この処置は昨年12月に政府や関係省庁が共同で取りまとめた「パートナーシップによる価値創造のための転嫁円滑化施策パッケージ」(以下・転嫁パッケージ)の中で掲げられた取組みのひとつ。
転嫁パッケージは、原油価格の上昇や円安の進行によるエネルギーコストや原材料価格の上昇が懸念されることから、取引事業者全体のパートナーシップにより労務費や原材料費、エネルギーコストの上昇分を適切に転嫁できるように、内閣官房をはじめ消費者庁、厚生労働省、経済産業省、国土交通省、公正取引委員会が取り組む内容をまとめたもの。
この中で価格転嫁円滑化に向けた法執行の強化を掲げており、関係省庁からの情報提供や要請で下請け事業者が匿名で「買いたたき」などの違反行為を行っていると疑われる親事業者に関する情報を公正取引委員会や中小企業庁に提供できるウェブシステム「違反行為情報提供フォーム」を設置して広範囲に情報提供を受け付けることが明記されている。
また公正取引委員会は、下請法の適用対象とならない取引についても、労務費、原材料費、エネルギーコストの上昇を取引価格に反映しない取引は、独占禁止法の「優越的地位の濫用」に該当するおそれがあることを明確化する。またこれら転嫁拒否が疑われる事案については立入調査を行う。

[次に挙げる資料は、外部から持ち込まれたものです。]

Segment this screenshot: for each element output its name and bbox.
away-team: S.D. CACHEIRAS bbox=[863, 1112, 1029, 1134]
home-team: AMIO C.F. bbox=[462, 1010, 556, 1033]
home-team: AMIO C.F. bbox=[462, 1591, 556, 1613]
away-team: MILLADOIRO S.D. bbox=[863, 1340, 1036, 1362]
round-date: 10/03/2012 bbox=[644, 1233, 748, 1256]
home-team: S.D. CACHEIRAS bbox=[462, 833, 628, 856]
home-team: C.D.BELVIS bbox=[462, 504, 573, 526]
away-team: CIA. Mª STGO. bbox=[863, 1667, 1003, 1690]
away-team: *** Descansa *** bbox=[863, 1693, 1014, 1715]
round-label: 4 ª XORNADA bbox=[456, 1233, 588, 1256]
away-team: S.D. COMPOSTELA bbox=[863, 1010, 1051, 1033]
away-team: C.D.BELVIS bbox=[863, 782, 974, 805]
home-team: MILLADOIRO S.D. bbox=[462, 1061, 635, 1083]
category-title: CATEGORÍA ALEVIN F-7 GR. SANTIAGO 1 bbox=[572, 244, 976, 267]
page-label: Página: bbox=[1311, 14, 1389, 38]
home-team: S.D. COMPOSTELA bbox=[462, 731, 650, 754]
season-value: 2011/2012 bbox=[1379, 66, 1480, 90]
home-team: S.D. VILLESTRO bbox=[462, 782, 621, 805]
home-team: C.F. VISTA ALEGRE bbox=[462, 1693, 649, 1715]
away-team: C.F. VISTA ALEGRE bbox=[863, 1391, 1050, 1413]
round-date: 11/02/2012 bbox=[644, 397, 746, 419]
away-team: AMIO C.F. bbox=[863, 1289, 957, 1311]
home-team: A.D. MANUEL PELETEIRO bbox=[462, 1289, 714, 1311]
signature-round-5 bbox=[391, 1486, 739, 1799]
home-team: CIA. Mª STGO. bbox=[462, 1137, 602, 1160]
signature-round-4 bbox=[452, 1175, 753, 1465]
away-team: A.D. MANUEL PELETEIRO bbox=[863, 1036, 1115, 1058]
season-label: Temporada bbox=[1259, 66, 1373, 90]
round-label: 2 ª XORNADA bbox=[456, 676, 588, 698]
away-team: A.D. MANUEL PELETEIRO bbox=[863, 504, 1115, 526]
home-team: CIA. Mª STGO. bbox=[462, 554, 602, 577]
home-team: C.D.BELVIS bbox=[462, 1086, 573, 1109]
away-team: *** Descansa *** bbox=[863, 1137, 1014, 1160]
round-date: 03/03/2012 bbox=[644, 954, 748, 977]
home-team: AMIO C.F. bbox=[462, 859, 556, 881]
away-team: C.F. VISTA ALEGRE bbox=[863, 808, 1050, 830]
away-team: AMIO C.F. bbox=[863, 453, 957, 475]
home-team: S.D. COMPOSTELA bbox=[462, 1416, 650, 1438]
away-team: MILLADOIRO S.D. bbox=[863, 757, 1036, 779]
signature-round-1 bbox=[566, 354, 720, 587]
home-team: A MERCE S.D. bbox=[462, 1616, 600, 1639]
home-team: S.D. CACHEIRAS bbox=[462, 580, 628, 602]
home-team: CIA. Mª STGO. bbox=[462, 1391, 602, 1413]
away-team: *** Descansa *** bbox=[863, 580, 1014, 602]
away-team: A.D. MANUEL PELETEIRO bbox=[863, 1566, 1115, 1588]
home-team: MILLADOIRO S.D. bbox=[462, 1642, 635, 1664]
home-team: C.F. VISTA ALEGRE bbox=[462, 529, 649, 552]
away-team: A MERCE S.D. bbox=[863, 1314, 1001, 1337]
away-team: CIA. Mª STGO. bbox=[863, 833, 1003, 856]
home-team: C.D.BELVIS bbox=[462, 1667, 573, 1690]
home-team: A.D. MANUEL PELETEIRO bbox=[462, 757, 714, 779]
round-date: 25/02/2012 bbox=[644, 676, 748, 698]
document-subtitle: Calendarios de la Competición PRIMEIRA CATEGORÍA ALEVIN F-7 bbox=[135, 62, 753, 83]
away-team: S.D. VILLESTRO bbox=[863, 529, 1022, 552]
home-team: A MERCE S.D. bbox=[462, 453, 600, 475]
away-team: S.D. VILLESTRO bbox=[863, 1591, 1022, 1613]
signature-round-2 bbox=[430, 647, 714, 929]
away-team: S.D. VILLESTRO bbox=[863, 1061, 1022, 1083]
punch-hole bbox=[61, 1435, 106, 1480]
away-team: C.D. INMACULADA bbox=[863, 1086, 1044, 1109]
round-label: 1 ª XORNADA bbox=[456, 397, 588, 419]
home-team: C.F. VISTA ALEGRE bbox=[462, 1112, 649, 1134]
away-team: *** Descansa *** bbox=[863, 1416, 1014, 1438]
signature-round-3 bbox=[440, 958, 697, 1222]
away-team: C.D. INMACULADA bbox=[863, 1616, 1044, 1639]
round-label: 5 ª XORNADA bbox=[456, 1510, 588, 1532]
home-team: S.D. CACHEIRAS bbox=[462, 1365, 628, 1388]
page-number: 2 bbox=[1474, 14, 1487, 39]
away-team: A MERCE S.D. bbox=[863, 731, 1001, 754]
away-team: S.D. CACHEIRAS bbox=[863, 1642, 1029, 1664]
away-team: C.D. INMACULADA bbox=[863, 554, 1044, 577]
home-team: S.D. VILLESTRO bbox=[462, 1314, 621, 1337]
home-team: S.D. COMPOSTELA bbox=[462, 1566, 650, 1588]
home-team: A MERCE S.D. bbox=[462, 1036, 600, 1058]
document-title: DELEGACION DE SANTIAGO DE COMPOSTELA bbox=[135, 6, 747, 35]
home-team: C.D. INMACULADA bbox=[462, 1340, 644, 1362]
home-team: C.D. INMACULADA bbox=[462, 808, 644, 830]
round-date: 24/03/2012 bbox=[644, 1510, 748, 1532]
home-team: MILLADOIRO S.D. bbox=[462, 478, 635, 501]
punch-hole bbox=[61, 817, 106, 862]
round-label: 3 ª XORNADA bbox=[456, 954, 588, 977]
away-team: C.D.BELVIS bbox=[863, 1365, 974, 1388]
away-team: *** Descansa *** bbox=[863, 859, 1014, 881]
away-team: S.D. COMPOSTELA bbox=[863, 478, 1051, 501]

「買いたたき」の解釈については次の通り明記されている。
▽労務費、原材料費、エネルギーコスト等のコストの上昇分の取引価格への反映の必要性について、価格の交渉の場において明示的に協議することなく、従来どおりの取引価格に据え置くこと▽労務費、原材料費、エネルギーコスト等のコストが上昇したため、下請事業者が取引価格の引上げを求めたにもかかわらず、価格転嫁をしない理由を文書や電子メールなどで下請事業者に回答することなく、従来どおりの取引価格に据え置くこと―。
転嫁パッケージでは「買いたたき」についてこのほか、違反行為を行っているおそれが強い事業者へ書面調査の回答(30万件程度実施)に加えて、過去の指導・勧告の情報や関係省庁が保有する情報などを一元的に管理できるシステムを公正取引委員会に新たに構築するとしている。